The paradox of controlling blood sugar…with sugar
Canadian researchers are the latest to discover that honey improves key measures of cardio-metabolic health, including blood sugar and cholesterol levels.
These effects are more pronounced, they say, if the honey is raw and comes from a single flower source (one type of flower).
The researchers performed a systematic review and meta-analysis of 18 clinical trials of honey and found overall that it reduced fasting blood glucose, total and LDL or “bad” cholesterol, triglycerides and a marker of fatty liver disease.
Honey also increased HDL, or “good,” cholesterol, and certain markers of inflammation.
“These results are surprising, because honey is about 80 percent sugar,” said Dr. Tauseef Khan, corresponding author and research associate in nutritional sciences at the University of Toronto’s Temerty Faculty of Medicine.
“But honey is also a complex compound of common and rare sugars, proteins, organic acids and other bioactive compounds that are very likely to have health benefits.”

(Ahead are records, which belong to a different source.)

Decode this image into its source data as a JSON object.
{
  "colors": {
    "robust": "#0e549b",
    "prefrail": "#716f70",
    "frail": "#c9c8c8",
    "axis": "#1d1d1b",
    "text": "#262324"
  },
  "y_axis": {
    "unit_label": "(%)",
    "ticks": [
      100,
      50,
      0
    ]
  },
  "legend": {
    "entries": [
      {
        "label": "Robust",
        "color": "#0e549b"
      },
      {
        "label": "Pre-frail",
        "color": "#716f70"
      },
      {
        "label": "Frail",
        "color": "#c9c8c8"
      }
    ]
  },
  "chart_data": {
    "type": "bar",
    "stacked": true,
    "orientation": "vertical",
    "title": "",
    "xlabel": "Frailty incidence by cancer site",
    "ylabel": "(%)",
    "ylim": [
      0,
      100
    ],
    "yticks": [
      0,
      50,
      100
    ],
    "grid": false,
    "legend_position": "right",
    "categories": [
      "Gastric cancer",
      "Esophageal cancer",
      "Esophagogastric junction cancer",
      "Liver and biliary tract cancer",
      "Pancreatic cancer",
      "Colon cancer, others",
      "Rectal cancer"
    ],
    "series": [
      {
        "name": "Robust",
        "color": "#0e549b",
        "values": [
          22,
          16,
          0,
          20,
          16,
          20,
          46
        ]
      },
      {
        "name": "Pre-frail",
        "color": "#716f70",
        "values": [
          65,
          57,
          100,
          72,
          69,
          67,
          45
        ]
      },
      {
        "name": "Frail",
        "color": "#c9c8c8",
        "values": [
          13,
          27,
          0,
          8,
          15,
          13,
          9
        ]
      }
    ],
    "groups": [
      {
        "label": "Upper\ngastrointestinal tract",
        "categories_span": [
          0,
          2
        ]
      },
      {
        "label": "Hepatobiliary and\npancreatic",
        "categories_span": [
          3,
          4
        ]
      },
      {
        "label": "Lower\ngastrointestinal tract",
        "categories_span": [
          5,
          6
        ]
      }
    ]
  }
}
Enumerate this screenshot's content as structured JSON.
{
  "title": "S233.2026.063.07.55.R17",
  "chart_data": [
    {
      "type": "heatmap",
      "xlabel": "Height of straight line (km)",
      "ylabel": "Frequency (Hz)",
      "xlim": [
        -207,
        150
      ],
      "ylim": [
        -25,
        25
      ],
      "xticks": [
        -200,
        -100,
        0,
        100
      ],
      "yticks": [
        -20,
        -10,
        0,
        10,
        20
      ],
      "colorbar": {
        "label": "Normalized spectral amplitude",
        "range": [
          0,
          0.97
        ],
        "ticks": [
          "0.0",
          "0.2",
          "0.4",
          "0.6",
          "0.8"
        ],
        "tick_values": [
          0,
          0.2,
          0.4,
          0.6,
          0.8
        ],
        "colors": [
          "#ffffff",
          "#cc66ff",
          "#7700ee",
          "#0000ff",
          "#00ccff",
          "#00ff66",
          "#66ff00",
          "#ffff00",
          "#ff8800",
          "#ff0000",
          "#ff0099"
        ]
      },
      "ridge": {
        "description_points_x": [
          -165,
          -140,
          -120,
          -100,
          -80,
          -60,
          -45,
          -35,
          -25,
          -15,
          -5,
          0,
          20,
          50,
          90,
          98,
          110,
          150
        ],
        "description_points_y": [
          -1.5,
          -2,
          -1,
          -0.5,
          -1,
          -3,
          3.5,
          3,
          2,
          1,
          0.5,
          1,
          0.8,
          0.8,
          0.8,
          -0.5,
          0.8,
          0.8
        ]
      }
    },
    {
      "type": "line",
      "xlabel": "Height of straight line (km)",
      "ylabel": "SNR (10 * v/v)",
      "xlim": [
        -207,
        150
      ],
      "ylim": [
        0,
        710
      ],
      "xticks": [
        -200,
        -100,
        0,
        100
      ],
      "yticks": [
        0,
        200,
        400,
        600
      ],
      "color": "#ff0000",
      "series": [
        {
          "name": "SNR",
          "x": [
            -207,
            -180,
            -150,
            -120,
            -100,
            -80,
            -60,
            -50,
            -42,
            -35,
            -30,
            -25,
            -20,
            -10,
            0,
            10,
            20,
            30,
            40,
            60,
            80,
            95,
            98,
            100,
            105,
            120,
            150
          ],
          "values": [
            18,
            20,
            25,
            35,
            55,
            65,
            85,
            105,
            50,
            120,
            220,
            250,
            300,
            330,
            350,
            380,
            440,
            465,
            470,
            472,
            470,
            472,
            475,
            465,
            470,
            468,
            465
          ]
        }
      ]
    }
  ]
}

Following on from the multiple studies, the sweet spot in terms of dosage is about two tablespoons a day — and as part of a healthy diet.
Low proof certainty
The authors report that many of the 18 studies had “low certainty of evidence” – which may be a result of the study design – and yet honey was consistently shown to be beneficial or neutral.
One problem seems to be that studies have not been limited to one kind of honey – or flower source. The problem is that some types of honey have superior medicinal properties (such as antimicrobial effects) compared to others.
Dr. Khan said future studies should focus on unprocessed honey and from a single flower source. The goal would be higher quality evidence and a better understanding of the many compounds in honey that can do wonders for health.
“We need a consistent product that can deliver consistent health benefits,” said Khan. “Then the market will follow.”
The Canadian newspaper is not the first review to confirm these benefits.
A 2018 paper, “A Review on the Protective Effects of Honey against Metabolic Syndrome,” concluded that honey protects against metabolic syndrome by exerting anti-obesity and anti-diabetic effects, reducing fats in the blood serum and lowering of blood pressure. .
The mechanisms underlying these effects include honey’s “low glycemic index” (GI), which limits weight gain and fat storage accumulation; improving insulin sensitivity and lowering blood glucose levels; improved fat metabolism, which leads to the prevention of atherogenesis (the formation of fatty deposits in the arteries); weakening of oxidative stress; as well as protection against endothelial dysfunction, among other things”.
Sugars are not all the same
Lead researcher of the Canadian study, Dr John Sievenpiper, associate professor of food sciences and medicine at the University of Toronto, said: “The word among public health and nutrition experts has long been, ‘a sugar is a sugar.’
“These results show that this is not the case, and they should undermine the designation of honey as free or added sugar in dietary guidelines.”